PHOENIX — A family's fight for justice is going to Arizona’s Court of Appeals after a judge tossed out crucial DNA evidence ahead of the trial in an eight-year-old Scottsdale murder.
Allison Feldman was killed in her Scottsdale home in 2015 and suspect Ian Mitcham was arrested in 2018 after DNA linked him to the case, according to investigators.
"I had two tasks," said Harley Feldman, Allison's father. "One was to find her killer and the other is to keep her legacy alive."
But weeks before a scheduled trial in February 2023, the DNA that Scottsdale police said definitively linked Mitcham to the crime scene became a big problem for prosecutors.
Mitcham’s defense argued that the Scottsdale police improperly collected Mitcham’s DNA and violated his Fourth Amendment rights in the process before he was arrested for Allison's murder in 2018.
Court records show Scottsdale police first used familial DNA to connect DNA found at the crime scene to one of Mitcham’s brothers in prison, indicating a close relative could be the suspect in Allison’s murder.
Then Scottsdale police used a blood sample they already had in evidence, collected in an unrelated 2015 DUI case against Ian Mitcham, to confirm it was the same as the DNA found at the murder scene.
But the defense argued Scottsdale Police should have gotten a new warrant to test Mitcham’s DNA instead of using the old blood sample. Plus, they added, police were supposed to destroy the blood sample 90 days after it was collected, but didn't.
A Maricopa County Superior Court judge ruled in favor of the defense, writing that the DNA evidence derived from Mitcham’s 2015 blood sample can’t be used at trial.
Prosecutors filed an appeal on the decision, arguing they would have inevitably gotten Mitcham’s DNA after he was convicted in two other unrelated felony charges in 2022. The state Attorney General’s Office filed a brief in support of the prosecution but declined to comment on the case.
Oral arguments in the appeal are scheduled for Wednesday morning.
"We feel really good about it," Harley Feldman said. "In my opinion, the argument in the other side is weak."
But the defense is ready to fight.
"They’re making a number of assumptions based on what would have happened in an alternate universe where they didn’t test this blood illegally," claimed Jared Keenan.

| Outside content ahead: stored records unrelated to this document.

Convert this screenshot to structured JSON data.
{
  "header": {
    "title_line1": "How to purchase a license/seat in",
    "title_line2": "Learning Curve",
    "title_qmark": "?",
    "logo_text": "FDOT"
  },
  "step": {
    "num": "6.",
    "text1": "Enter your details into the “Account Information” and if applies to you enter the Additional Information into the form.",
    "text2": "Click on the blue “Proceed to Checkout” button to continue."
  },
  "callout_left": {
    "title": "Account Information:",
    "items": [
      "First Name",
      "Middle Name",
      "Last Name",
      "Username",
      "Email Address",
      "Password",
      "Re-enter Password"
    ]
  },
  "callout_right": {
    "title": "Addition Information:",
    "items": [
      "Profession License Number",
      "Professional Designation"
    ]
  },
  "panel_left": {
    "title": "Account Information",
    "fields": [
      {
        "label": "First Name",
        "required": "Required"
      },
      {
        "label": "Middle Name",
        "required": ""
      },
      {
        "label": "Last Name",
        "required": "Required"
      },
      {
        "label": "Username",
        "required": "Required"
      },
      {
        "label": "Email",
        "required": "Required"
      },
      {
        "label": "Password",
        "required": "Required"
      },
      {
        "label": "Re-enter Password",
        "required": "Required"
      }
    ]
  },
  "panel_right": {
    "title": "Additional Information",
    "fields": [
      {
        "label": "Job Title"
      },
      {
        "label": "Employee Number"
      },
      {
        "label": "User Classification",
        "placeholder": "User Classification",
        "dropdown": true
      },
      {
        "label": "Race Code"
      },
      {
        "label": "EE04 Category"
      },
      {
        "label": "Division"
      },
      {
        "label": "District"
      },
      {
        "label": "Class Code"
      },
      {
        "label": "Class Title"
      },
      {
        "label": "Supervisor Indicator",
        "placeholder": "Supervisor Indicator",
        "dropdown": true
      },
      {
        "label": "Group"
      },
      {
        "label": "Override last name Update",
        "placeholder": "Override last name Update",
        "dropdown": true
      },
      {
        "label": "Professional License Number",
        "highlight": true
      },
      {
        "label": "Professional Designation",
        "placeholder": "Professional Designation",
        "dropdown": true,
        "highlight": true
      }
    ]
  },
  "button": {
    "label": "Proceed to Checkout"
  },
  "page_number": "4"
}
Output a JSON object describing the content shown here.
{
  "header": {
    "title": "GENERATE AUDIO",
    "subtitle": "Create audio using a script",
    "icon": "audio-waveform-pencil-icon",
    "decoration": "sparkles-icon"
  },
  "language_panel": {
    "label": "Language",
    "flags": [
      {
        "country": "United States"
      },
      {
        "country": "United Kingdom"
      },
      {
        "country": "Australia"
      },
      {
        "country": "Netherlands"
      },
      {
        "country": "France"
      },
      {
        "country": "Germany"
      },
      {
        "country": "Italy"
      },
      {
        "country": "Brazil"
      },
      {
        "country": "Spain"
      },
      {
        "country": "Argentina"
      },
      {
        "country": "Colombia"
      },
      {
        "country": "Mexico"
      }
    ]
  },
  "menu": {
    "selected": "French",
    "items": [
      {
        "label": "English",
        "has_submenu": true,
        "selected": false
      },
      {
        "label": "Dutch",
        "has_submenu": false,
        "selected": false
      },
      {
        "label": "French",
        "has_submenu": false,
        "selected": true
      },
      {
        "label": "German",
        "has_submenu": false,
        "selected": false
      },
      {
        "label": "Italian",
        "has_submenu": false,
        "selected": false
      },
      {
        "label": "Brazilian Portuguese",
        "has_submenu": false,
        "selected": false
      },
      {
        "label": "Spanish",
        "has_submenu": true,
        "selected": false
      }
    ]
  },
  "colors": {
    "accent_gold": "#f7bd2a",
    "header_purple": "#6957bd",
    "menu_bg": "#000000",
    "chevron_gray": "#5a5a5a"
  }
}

Keenan is the Legal Director with the ACLU of Arizona and former president of Arizona Attorneys for Criminal Justice. Both organizations filed briefs siding with the defense through this appeals process, arguing that all DNA collected by the government should be protected and that improper use is a violation of the fourth amendment.
"The constitution isn’t a loophole," Keenan added.

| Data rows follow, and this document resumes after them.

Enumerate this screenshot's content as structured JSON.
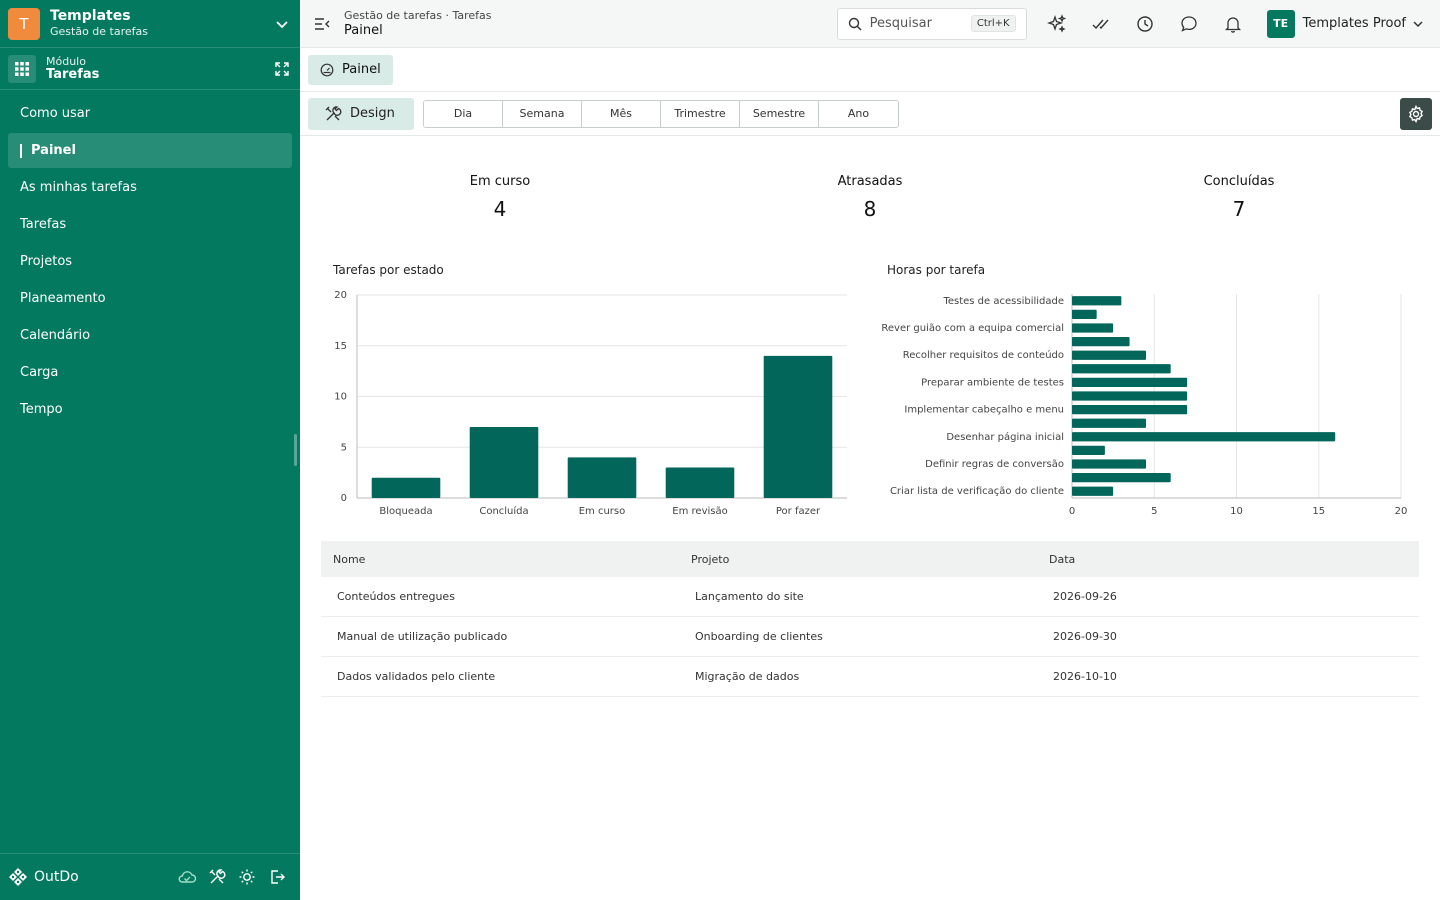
{
  "sidebar": {
    "app_badge": "T",
    "app_title": "Templates",
    "app_subtitle": "Gestão de tarefas",
    "module_label": "Módulo",
    "module_title": "Tarefas",
    "items": [
      {
        "label": "Como usar"
      },
      {
        "label": "Painel",
        "active": true
      },
      {
        "label": "As minhas tarefas"
      },
      {
        "label": "Tarefas"
      },
      {
        "label": "Projetos"
      },
      {
        "label": "Planeamento"
      },
      {
        "label": "Calendário"
      },
      {
        "label": "Carga"
      },
      {
        "label": "Tempo"
      }
    ],
    "brand": "OutDo"
  },
  "topbar": {
    "breadcrumb": "Gestão de tarefas · Tarefas",
    "page_title": "Painel",
    "search_placeholder": "Pesquisar",
    "search_shortcut": "Ctrl+K",
    "user_initials": "TE",
    "user_name": "Templates Proof"
  },
  "tabs": [
    {
      "label": "Painel"
    }
  ],
  "toolbar": {
    "design_label": "Design",
    "periods": [
      "Dia",
      "Semana",
      "Mês",
      "Trimestre",
      "Semestre",
      "Ano"
    ]
  },
  "kpis": [
    {
      "label": "Em curso",
      "value": "4"
    },
    {
      "label": "Atrasadas",
      "value": "8"
    },
    {
      "label": "Concluídas",
      "value": "7"
    }
  ],
  "chart_data": [
    {
      "type": "bar",
      "title": "Tarefas por estado",
      "categories": [
        "Bloqueada",
        "Concluída",
        "Em curso",
        "Em revisão",
        "Por fazer"
      ],
      "values": [
        2,
        7,
        4,
        3,
        14
      ],
      "ylim": [
        0,
        20
      ],
      "yticks": [
        0,
        5,
        10,
        15,
        20
      ],
      "grid": true,
      "color": "#03665a"
    },
    {
      "type": "bar",
      "orientation": "horizontal",
      "title": "Horas por tarefa",
      "categories": [
        "Testes de acessibilidade",
        "",
        "Rever guião com a equipa comercial",
        "",
        "Recolher requisitos de conteúdo",
        "",
        "Preparar ambiente de testes",
        "",
        "Implementar cabeçalho e menu",
        "",
        "Desenhar página inicial",
        "",
        "Definir regras de conversão",
        "",
        "Criar lista de verificação do cliente"
      ],
      "values": [
        3,
        1.5,
        2.5,
        3.5,
        4.5,
        6,
        7,
        7,
        7,
        4.5,
        16,
        2,
        4.5,
        6,
        2.5
      ],
      "xlim": [
        0,
        20
      ],
      "xticks": [
        0,
        5,
        10,
        15,
        20
      ],
      "grid": true,
      "color": "#03665a"
    }
  ],
  "table": {
    "columns": [
      "Nome",
      "Projeto",
      "Data"
    ],
    "rows": [
      [
        "Conteúdos entregues",
        "Lançamento do site",
        "2026-09-26"
      ],
      [
        "Manual de utilização publicado",
        "Onboarding de clientes",
        "2026-09-30"
      ],
      [
        "Dados validados pelo cliente",
        "Migração de dados",
        "2026-10-10"
      ]
    ]
  },
  "colors": {
    "sidebar_bg": "#03795f",
    "accent_light": "#d8ebe6",
    "bar": "#03665a",
    "app_badge": "#f08a3c"
  }
}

Mitcham's trial is on pause while the appeal process is playing out. Mitcham, who is facing first degree murder, burglary and sexual assault charges in this case, pleaded not guilty.
"It’s the delays that are the challenge," Harley Feldman said. "It seems to drag on forever."
Another agonizing delay will be waiting to see whether the appeals court will allow that crucial DNA back in.
"I have to trust the court system that it will come out right in the end," Feldman shared.
In Wednesday's oral arguments, each side will have 20 minutes to argue their case before a panel of three judges. The judges are not expected to reach a decision on the same day.